In today’s post on his blog, Scott Sumner writes that this is all one huge monetary policy error.

Here’s Scott:

Some argue that monetary policy “errors,” are intentional, as policymakers cater to various special interest groups.  I’ve never understood that argument.  If, as I claim, most academic economists are very misguided about monetary policy, and obviously have no axe to grind, why would we expect a bunch of government bureaucrats to do better?  Are government employees that much smarter than economists?

I don’t believe the crash of 2008 or the immediate aftermath of plunging NGDP that lasted through most of 2009 was intentional. On those, the benefit of the doubt is in order as they likely were the result of short-sighted good intentions. I do not think that Bernanke, Mishkin and crew intended to end up with the result they got.

I have said a lot of colorful things about Bernanke and Mishkin here on my blog; and I am not sorry for any of it. I am not sorry for it because while I believe the monetary disaster was the result of a policy regime carried out with good intentions, none of them were interested in cleaning up the mess as millions of people were robbed of the ability to be self sufficient, a means of survival, and were shoved onto public assistance just to eat.

I can say that I don’t like what Bernanke and Mishkin did as I look at a simple AS/AD model that predicts what happens to inflation during a negative supply shock with plenty of evidence around that is, indeed, exactly what happened. And we can pretty well understand what happens to income if the Fed has a ceiling on inflation. Now I don’t have 10 bachelor’s degrees, or 5 master’s, or a double PhD. I don’t need any of that to understand this; it isn’t hard. Why is it so inexplicably hard for them, and other die hard inflation targeters to understand what inflation targeting inclusive of headline inflation does to average Joe? It is worse than inflation itself. It makes inflation far more harmful than it ought to be. They don’t understand it because they DO NOT WANT TO understand it. They DON’T even HEAR YOU DR. SUMNER.

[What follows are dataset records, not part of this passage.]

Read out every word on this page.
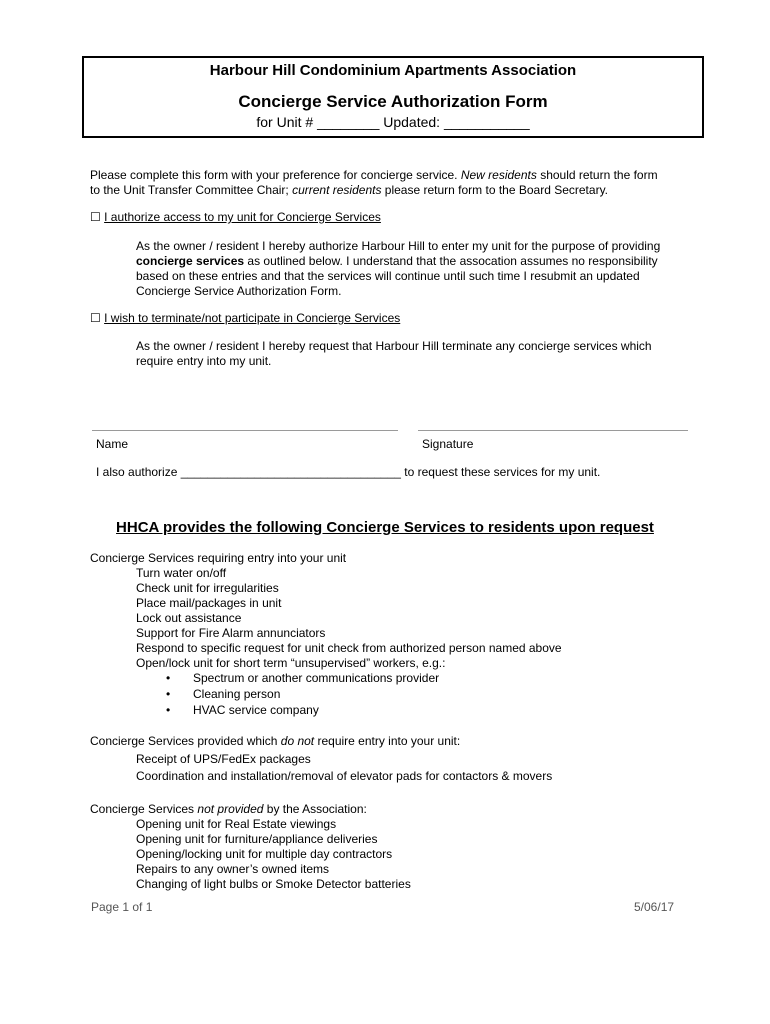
Harbour Hill Condominium Apartments Association
Concierge Service Authorization Form
for Unit # ________ Updated: ___________
Please complete this form with your preference for concierge service. New residents should return the form
to the Unit Transfer Committee Chair; current residents please return form to the Board Secretary.
☐ I authorize access to my unit for Concierge Services
As the owner / resident I hereby authorize Harbour Hill to enter my unit for the purpose of providing
concierge services as outlined below. I understand that the assocation assumes no responsibility
based on these entries and that the services will continue until such time I resubmit an updated
Concierge Service Authorization Form.
☐ I wish to terminate/not participate in Concierge Services
As the owner / resident I hereby request that Harbour Hill terminate any concierge services which
require entry into my unit.
Name	Signature
I also authorize _________________________________ to request these services for my unit.
HHCA provides the following Concierge Services to residents upon request
Concierge Services requiring entry into your unit
Turn water on/off
Check unit for irregularities
Place mail/packages in unit
Lock out assistance
Support for Fire Alarm annunciators
Respond to specific request for unit check from authorized person named above
Open/lock unit for short term “unsupervised” workers, e.g.:
• Spectrum or another communications provider
• Cleaning person
• HVAC service company
Concierge Services provided which do not require entry into your unit:
Receipt of UPS/FedEx packages
Coordination and installation/removal of elevator pads for contactors & movers
Concierge Services not provided by the Association:
Opening unit for Real Estate viewings
Opening unit for furniture/appliance deliveries
Opening/locking unit for multiple day contractors
Repairs to any owner’s owned items
Changing of light bulbs or Smoke Detector batteries
Page 1 of 1	5/06/17
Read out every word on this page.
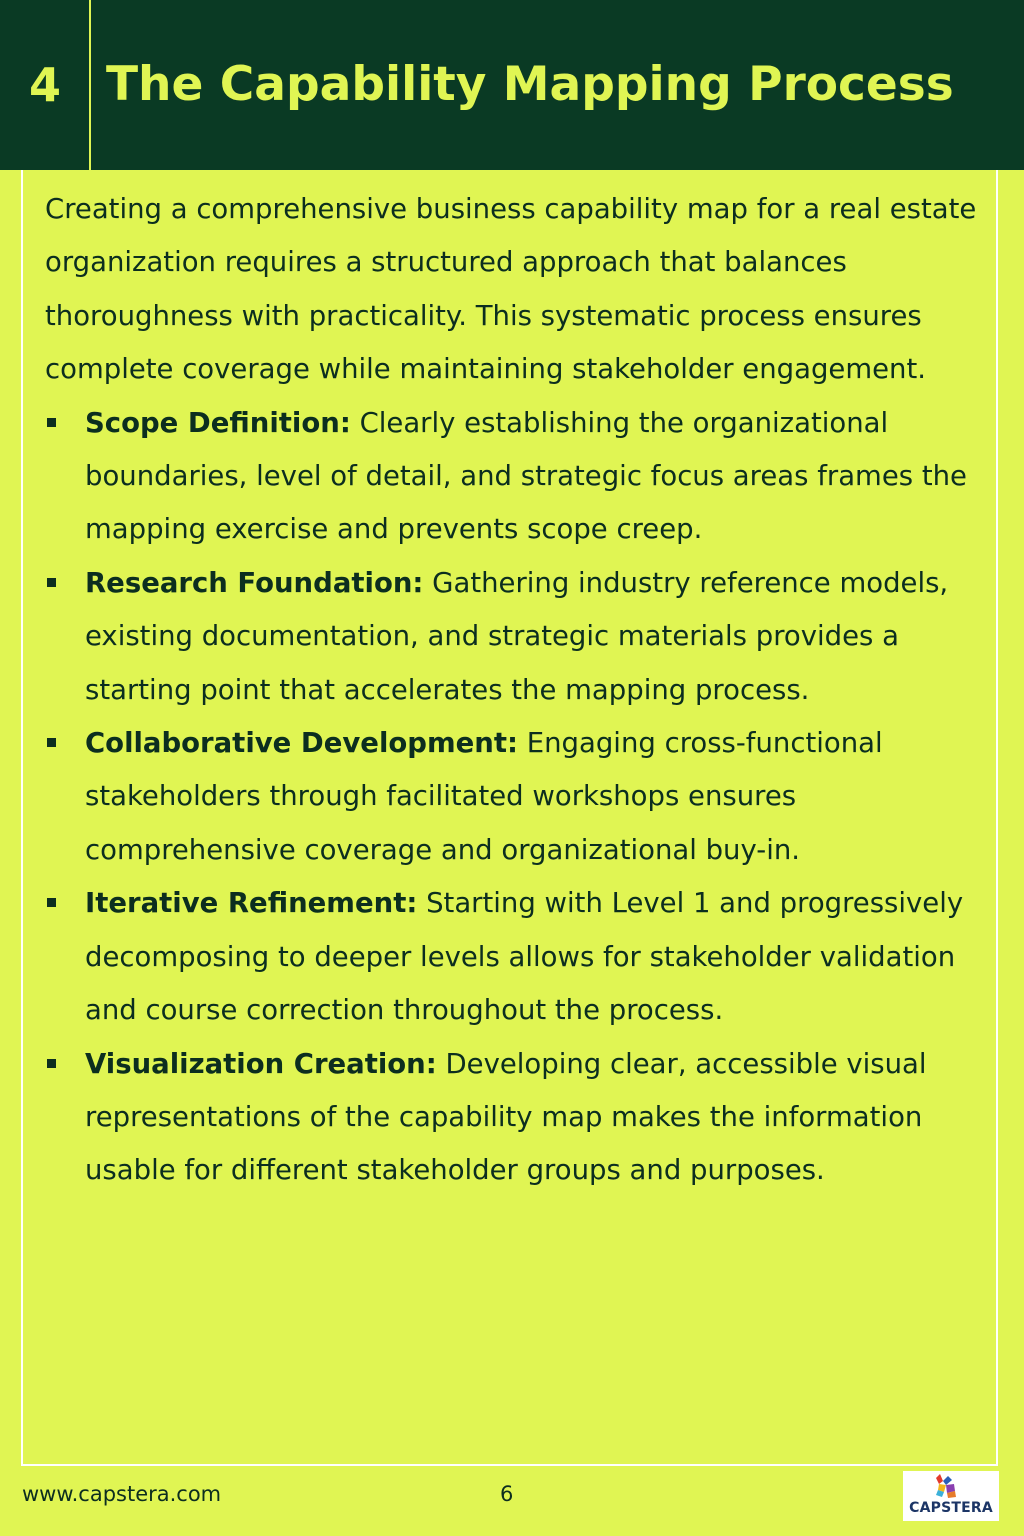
4 The Capability Mapping Process

Creating a comprehensive business capability map for a real estate organization requires a structured approach that balances thoroughness with practicality. This systematic process ensures complete coverage while maintaining stakeholder engagement.

Scope Definition: Clearly establishing the organizational boundaries, level of detail, and strategic focus areas frames the mapping exercise and prevents scope creep.
Research Foundation: Gathering industry reference models, existing documentation, and strategic materials provides a starting point that accelerates the mapping process.
Collaborative Development: Engaging cross-functional stakeholders through facilitated workshops ensures comprehensive coverage and organizational buy-in.
Iterative Refinement: Starting with Level 1 and progressively decomposing to deeper levels allows for stakeholder validation and course correction throughout the process.
Visualization Creation: Developing clear, accessible visual representations of the capability map makes the information usable for different stakeholder groups and purposes.
www.capstera.com	6
CAPSTERA
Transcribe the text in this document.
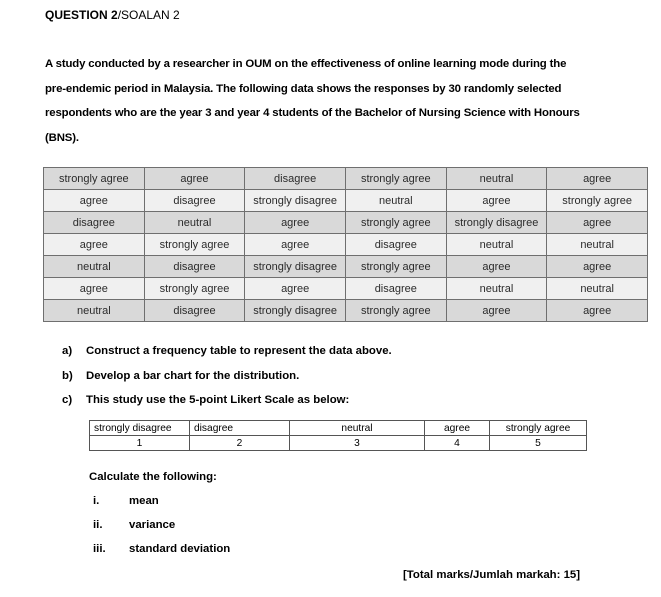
QUESTION 2/SOALAN 2
A study conducted by a researcher in OUM on the effectiveness of online learning mode during the
pre-endemic period in Malaysia. The following data shows the responses by 30 randomly selected
respondents who are the year 3 and year 4 students of the Bachelor of Nursing Science with Honours
(BNS).
strongly agree	agree	disagree	strongly agree	neutral	agree
agree	disagree	strongly disagree	neutral	agree	strongly agree
disagree	neutral	agree	strongly agree	strongly disagree	agree
agree	strongly agree	agree	disagree	neutral	neutral
neutral	disagree	strongly disagree	strongly agree	agree	agree
agree	strongly agree	agree	disagree	neutral	neutral
neutral	disagree	strongly disagree	strongly agree	agree	agree
a) Construct a frequency table to represent the data above.
b) Develop a bar chart for the distribution.
c) This study use the 5-point Likert Scale as below:
strongly disagree	disagree	neutral	agree	strongly agree
1	2	3	4	5
Calculate the following:
i.	mean
ii. variance
iii. standard deviation
[Total marks/Jumlah markah: 15]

And that is where the stupidity argument stops and the negligence (at best) argument begins. There is no other way to explain the “taper” talk while the chosen target, a bad target at that, is neglected. Bernanke’s latest testimony on Capitol Hill was nothing but a whine-fest – and the really funny thing is that no one even bothered to ask him when the Fed plans on hitting the target that the FOMC adopted unanimously. Bernanke is one lucky dude that I wasn’t sitting in any of those chairs. The FOMC “clown car” is no laughing matter to people who have lost everything they’ve worked for all their lives over the last few years only to have it replaced with a food stamp. Sometimes I wish I had a PhD so I can conveniently ignore things that I wish I didn’t know. All those years of college must flush the humanity right out of people.

There is simply no excuse for any of this to have gone on as long as it has – stupidity or otherwise.

 

PS: Here’s the wikipedia entry for the word hubris – which I believe is applicable to this discussion:

Hubris /ˈhjuːbrɪs/, also hybris, from ancient Greek ὕβρις, means extreme pride or arrogance. Hubris often indicates a loss of contact with reality and an overestimation of one’s own competence or capabilities, especially when the person exhibiting it is in a position of power.